View Full Version : Okinawans protest crimes related to U.S. troops on their island

03-23-08, 10:47 AM
Okinawans protest crimes related to U.S. troops on their island

AP - Monday, March 24
By ERIC TALMADGE,Associated Press Writer AP - Monday, March 24

CHATAN, Japan - Several thousand Okinawans angry over recent reports of crimes allegedly committed by U.S. troops held a loud but peaceful protest Sunday, with many demanding the troops be withdrawn from the island altogether.

The protest was followed by a march to the gate of a nearby U.S. Marine base. No incidents or arrests were reported.

The demonstration was sparked by recent reports of U.S. troop-related crime, including the arrest of a Marine for allegedly assaulting a 14-year-old Okinawan girl in February. The Marine was later released from Japanese custody and no charges were filed.

"The voice of Okinawa is angry," said protest organizer Tetsuei Tamayose. "We need a fundamental change."

Banners demanding the complete withdrawal of U.S. troops from Okinawa ringed the makeshift stage of the protest, held outside a baseball stadium.

Okinawa, a major outpost for the United States in the Pacific, is home to roughly half of the 50,000 U.S. troops stationed throughout Japan.

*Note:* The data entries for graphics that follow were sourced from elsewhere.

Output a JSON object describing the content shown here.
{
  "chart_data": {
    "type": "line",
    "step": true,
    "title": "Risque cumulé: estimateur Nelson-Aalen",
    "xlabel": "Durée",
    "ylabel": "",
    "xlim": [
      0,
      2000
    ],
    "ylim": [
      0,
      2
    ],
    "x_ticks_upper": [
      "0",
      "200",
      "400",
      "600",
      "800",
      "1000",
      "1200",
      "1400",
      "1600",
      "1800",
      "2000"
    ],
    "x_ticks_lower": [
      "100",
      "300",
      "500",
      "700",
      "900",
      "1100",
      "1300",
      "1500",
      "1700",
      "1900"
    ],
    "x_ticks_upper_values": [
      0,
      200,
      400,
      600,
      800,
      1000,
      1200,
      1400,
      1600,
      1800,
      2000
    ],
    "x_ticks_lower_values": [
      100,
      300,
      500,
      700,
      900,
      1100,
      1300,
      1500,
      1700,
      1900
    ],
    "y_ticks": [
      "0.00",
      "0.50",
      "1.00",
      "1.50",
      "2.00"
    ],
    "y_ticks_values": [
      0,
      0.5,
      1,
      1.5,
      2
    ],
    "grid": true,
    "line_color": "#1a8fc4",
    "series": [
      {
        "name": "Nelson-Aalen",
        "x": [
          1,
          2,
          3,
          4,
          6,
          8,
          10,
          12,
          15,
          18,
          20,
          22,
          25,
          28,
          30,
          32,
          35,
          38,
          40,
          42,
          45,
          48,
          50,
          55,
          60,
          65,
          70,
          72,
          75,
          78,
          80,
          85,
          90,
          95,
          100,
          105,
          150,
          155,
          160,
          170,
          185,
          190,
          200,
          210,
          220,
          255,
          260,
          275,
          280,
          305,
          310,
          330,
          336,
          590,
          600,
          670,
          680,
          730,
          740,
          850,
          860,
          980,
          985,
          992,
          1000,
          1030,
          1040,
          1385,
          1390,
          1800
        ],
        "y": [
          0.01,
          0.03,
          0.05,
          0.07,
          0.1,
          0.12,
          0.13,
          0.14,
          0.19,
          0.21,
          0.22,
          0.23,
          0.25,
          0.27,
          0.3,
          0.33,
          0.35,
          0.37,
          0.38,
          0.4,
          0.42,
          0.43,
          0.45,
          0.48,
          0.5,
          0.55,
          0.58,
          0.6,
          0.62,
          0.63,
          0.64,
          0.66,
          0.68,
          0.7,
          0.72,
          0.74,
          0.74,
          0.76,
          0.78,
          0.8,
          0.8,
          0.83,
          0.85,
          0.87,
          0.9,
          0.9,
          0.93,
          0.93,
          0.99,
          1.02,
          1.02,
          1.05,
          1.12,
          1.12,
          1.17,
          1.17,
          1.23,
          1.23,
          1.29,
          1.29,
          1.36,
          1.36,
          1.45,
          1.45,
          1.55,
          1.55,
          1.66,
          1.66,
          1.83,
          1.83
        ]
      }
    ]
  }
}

The troops provide a major economic boost to the island, which is one of Japan's poorest regions, but problems with base-related accidents, crowding and crime are endemic.

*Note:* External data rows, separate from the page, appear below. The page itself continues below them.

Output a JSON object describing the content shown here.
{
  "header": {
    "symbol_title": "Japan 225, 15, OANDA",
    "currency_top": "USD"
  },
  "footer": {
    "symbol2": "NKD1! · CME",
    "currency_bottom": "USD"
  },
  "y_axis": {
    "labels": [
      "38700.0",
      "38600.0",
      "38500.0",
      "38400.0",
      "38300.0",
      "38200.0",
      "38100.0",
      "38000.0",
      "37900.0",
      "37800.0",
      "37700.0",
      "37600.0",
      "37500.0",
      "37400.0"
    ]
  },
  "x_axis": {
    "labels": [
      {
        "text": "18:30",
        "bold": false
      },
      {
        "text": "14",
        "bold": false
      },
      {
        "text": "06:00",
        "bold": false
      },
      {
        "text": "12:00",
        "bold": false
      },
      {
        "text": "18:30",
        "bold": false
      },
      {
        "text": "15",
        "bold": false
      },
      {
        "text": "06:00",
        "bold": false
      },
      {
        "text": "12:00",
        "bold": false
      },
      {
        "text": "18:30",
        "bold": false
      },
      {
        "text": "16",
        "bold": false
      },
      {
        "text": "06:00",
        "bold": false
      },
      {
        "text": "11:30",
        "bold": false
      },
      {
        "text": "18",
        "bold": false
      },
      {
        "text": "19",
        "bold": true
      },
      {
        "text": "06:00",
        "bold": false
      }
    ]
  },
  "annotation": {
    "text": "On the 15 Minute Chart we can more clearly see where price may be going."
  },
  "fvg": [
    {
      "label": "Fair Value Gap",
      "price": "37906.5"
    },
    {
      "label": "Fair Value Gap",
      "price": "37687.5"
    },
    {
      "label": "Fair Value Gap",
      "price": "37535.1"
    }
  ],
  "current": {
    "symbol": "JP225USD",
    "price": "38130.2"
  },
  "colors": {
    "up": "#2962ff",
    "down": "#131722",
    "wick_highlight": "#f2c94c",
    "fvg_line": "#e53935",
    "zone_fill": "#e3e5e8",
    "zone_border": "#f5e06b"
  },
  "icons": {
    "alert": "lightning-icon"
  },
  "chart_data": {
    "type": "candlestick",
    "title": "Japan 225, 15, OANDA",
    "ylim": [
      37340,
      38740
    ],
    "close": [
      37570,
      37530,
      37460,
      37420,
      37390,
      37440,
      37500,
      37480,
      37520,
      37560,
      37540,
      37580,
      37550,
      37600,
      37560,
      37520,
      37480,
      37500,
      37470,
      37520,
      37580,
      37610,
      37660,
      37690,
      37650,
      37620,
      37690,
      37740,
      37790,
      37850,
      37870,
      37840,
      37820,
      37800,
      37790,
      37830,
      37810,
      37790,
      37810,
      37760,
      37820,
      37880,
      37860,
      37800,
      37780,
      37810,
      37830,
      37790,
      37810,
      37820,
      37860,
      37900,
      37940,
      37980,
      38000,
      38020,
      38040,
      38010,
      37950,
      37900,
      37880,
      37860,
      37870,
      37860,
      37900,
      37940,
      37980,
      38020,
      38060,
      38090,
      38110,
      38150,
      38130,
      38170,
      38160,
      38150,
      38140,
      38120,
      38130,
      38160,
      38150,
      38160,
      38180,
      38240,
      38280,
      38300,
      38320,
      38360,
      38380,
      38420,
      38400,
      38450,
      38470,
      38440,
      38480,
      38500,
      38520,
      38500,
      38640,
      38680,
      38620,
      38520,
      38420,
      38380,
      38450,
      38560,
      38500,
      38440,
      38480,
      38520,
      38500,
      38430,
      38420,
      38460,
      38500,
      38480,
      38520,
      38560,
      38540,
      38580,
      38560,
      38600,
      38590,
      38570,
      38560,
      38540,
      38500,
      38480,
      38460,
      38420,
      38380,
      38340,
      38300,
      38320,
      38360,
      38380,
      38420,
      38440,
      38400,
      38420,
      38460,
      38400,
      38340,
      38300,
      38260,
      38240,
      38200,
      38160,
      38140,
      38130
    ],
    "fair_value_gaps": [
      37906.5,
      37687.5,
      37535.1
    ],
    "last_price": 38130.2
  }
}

The rape of a 12-year-old girl by three U.S. servicemen in 1995 created a huge outcry and led to plans for the redeployment of 8,000 Marines from Okinawa to the U.S. territory of Guam.

The latest allegations have not sparked as much outrage, and organizers of Sunday's rally said a strong rain contributed to a relatively limited turnout, which fell short of the 10,000 people they had hoped for.

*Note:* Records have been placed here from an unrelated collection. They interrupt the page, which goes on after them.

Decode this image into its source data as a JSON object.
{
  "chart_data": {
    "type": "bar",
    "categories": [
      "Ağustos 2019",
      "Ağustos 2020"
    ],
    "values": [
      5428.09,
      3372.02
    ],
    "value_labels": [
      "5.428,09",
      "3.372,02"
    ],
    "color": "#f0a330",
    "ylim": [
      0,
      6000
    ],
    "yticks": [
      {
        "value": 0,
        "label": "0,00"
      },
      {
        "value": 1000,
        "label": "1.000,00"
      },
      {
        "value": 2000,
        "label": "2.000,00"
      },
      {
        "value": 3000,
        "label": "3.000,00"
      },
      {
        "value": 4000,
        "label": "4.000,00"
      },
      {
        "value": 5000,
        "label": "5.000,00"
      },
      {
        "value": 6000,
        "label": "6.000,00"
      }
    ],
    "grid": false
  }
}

The U.S. military here, meanwhile, has reacted strongly to enforce discipline by restricting troops to bases, work sites or off-base housing and ordering a review of education guidelines to prevent sexual assault.

U.S. military authorities are still investigating February's alleged attack.

Several other incidents _ including a robbery _ were reported soon after that attack, however, and were linked to military personnel.

Other high-profile crimes have also heightened emotions.

The U.S. military has announced it will soon court martial four Marines accused of raping a 19-year-old woman in October. That case was also investigated by Japanese police, but dropped in November.

In the most recent case, a U.S. sailor sought for questioning in the killing of a Japanese taxi driver near an American navy base outside of Tokyo was taken into U.S. custody early Saturday.

The 61-year-old victim, Masaaki Takahashi, was found fatally stabbed in his cab Wednesday night in Yokosuka, south of Tokyo, about a kilometer (half-mile) from the U.S. naval base.

Reports have said credit cards belonging to the detained sailor were found in the taxi.


Zulu 36
03-23-08, 03:08 PM
Protesting is the national sport of Okinawa.